Boston City Councilor Andrea Campbell is introducing a proposal to create a civilian review board that would be independent of the police department and have the authority to issue subpoenas and investigate allegations of police misconduct. The proposed board would replace an existing oversight panel that operates within the police department. WGBH Morning Edition Host Joe Mathieu spoke with Campbell about her proposal. The transcript has been edited for clarity.
Joe Mathieu: If we already have an oversight panel — it's known as CO-OP — why do we need a new one?
Councilor Andrea Campbell: So what has become abundantly clear from folks who have followed the CO-OP and also looked at their reports, including one most recently in 2015, is that it's ineffective in creating true accountability with respect to the police department in incidents and complaints of misconduct. And so the ordinance I've introduced alongside councilors Arroyo and Mejia specifically creates a civilian review board that is independent from the Boston Police Department, which the CO-OP panel is not. It creates a broader authority to investigate complaints, including subpoena power, ways to file the complaints — more accessible and easier for people to do that. It also allows not only civilians to file complaints, but police officers to file complaints against other police officers if they see some wrongdoing. It calls for data collection and transparency, and most importantly, it creates an actual office to support the work of the board that is resourced and staffed. All of these things I just mentioned currently are not available to the CO-OP and make it extremely difficult for that body to be effective in creating accountability for the police department.
Mathieu: That's quite a list. Who would serve on the panel, Councilor? How would you ensure its diversity?
Campbell: So right now, the ordinance requires that it consists of 11 members and there's a joint appointment between the mayor and city council, to balance out power. But we would leave it to the board, almost similar to the Community Preservation Act, where there is a committee. The board will put forth an application process. We were very successful in creating such a process for the Community Preservation Act board and committee, and I think we can do the same here to ensure diversity not only in terms of demographics, neighborhood and experience, of course, but also in terms of age, with the ordinance calling for one member between the age of 18 and 21.
Mathieu: Understood. Let's say there is an infraction [and] we have a suspected case of misconduct. The board would investigate and report findings along with recommended discipline to the police commissioner. If I understand that right, what if he or she decides not to act?

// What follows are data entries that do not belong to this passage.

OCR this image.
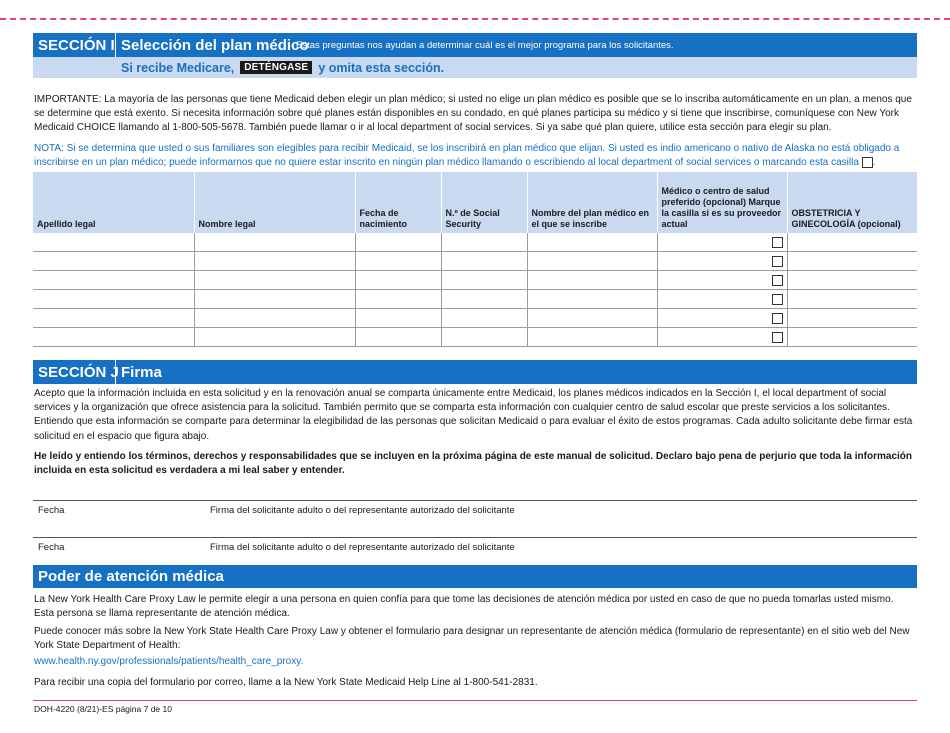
SECCIÓN I Selección del plan médico
Estas preguntas nos ayudan a determinar cuál es el mejor programa para los solicitantes.
Si recibe Medicare,	DETÉNGASE y omita esta sección.
IMPORTANTE: La mayoría de las personas que tiene Medicaid deben elegir un plan médico; si usted no elige un plan médico es posible que se lo inscriba automáticamente en un plan, a menos que se determine que está exento. Si necesita información sobre qué planes están disponibles en su condado, en qué planes participa su médico y si tiene que inscribirse, comuníquese con New York Medicaid CHOICE llamando al 1-800-505-5678. También puede llamar o ir al local department of social services. Si ya sabe qué plan quiere, utilice esta sección para elegir su plan.
NOTA: Si se determina que usted o sus familiares son elegibles para recibir Medicaid, se los inscribirá en plan médico que elijan. Si usted es indio americano o nativo de Alaska no está obligado a inscribirse en un plan médico; puede informarnos que no quiere estar inscrito en ningún plan médico llamando o escribiendo al local department of social services o marcando esta casilla .
Apellido legal	Nombre legal	Fecha de nacimiento	N.º de Social Security	Nombre del plan médico en el que se inscribe	Médico o centro de salud preferido (opcional) Marque la casilla si es su proveedor actual	OBSTETRICIA Y GINECOLOGÍA (opcional)

SECCIÓN J Firma
Acepto que la información incluida en esta solicitud y en la renovación anual se comparta únicamente entre Medicaid, los planes médicos indicados en la Sección I, el local department of social services y la organización que ofrece asistencia para la solicitud. También permito que se comparta esta información con cualquier centro de salud escolar que preste servicios a los solicitantes. Entiendo que esta información se comparte para determinar la elegibilidad de las personas que solicitan Medicaid o para evaluar el éxito de estos programas. Cada adulto solicitante debe firmar esta solicitud en el espacio que figura abajo.
He leído y entiendo los términos, derechos y responsabilidades que se incluyen en la próxima página de este manual de solicitud. Declaro bajo pena de perjurio que toda la información incluida en esta solicitud es verdadera a mi leal saber y entender.
Fecha	Firma del solicitante adulto o del representante autorizado del solicitante
Fecha	Firma del solicitante adulto o del representante autorizado del solicitante
Poder de atención médica
La New York Health Care Proxy Law le permite elegir a una persona en quien confía para que tome las decisiones de atención médica por usted en caso de que no pueda tomarlas usted mismo. Esta persona se llama representante de atención médica.
Puede conocer más sobre la New York State Health Care Proxy Law y obtener el formulario para designar un representante de atención médica (formulario de representante) en el sitio web del New York State Department of Health:
www.health.ny.gov/professionals/patients/health_care_proxy.
Para recibir una copia del formulario por correo, llame a la New York State Medicaid Help Line al 1-800-541-2831.
DOH-4220 (8/21)-ES página 7 de 10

Campbell: Well, the difference between this board and the CO-OP, the CO-OP makes a recommendation and that is it. The commissioner decides whether or not he is going to adopt that. In the ordinance, it puts forth a matrix where there has to be a set of criteria, and so when they put forth a recommendation to the commissioner, he can't just simply say 'Yea' or 'Nay.' He has to respond according to this matrix with specific details as to why he may or may not enforce the recommendation of the board. So it's really specific, and my goal is to make it more enforceable. Of course, this connects to the collective bargaining negotiations going on right now, and I'm hoping the mayor will push for greater transformation in that agreement to allow for more effectiveness with respect to the board and disciplinary recommendations.
Mathieu: Well, that's important. So the commissioner would be required to respond one way or the other.
Mathieu: Mayor Walsh said yesterday that he will review your proposal — he was asked about it — as he waits for recommendations from his own task force. Do you consider the mayor to be an ally in this fight?
Campbell: He has to be. To get this done, we need him to sign this [and] we need him to be at the bargaining table pushing for greater reforms in the contract to allow for a more even effective ordinance. I have drafted an ordinance that is the most powerful given the limitations that currently exist. But this work, I will tell you, was underway long before the task force. And I was sort of disappointed in that I have filed hearing orders on this for years and they haven't gone anywhere. And now, of course, in the midst of George Floyd and what is happening nationally, we are moving on this. But it's sad that it's taken such tragedy for us to get it. We know in Boston we are not immune to folks having incidents that are disrespectful or other issues of misconduct with respect to our own police officers. But residents have been complaining for years that they don't think there's an apparatus that they can go through that would create true accountability. I hope that this would be something that they see as something that will work for them.
Mathieu: So why, Councilor Campbell, has it taken so long? And do you agree with critics that the current collective bargaining system and union protections are part of the problem?
Campbell: I think that's one question for the mayor's administration. Why has it taken so long? This, along with many other reforms that I'm pushing for including efforts to diversify our police department, which is still overwhelmingly, predominantly white [and] for our police department to be more transparent with data. Stop and frisk data, traffic stops — all that information we currently do not release publicly. This ordinance calls for that transparency with respect to data, too. There are a lot of things on the table that have taken, I think, too long to actually actualize. So it's a question for him, but my hope now is that we get this done, the time is now and that we do it in partnership.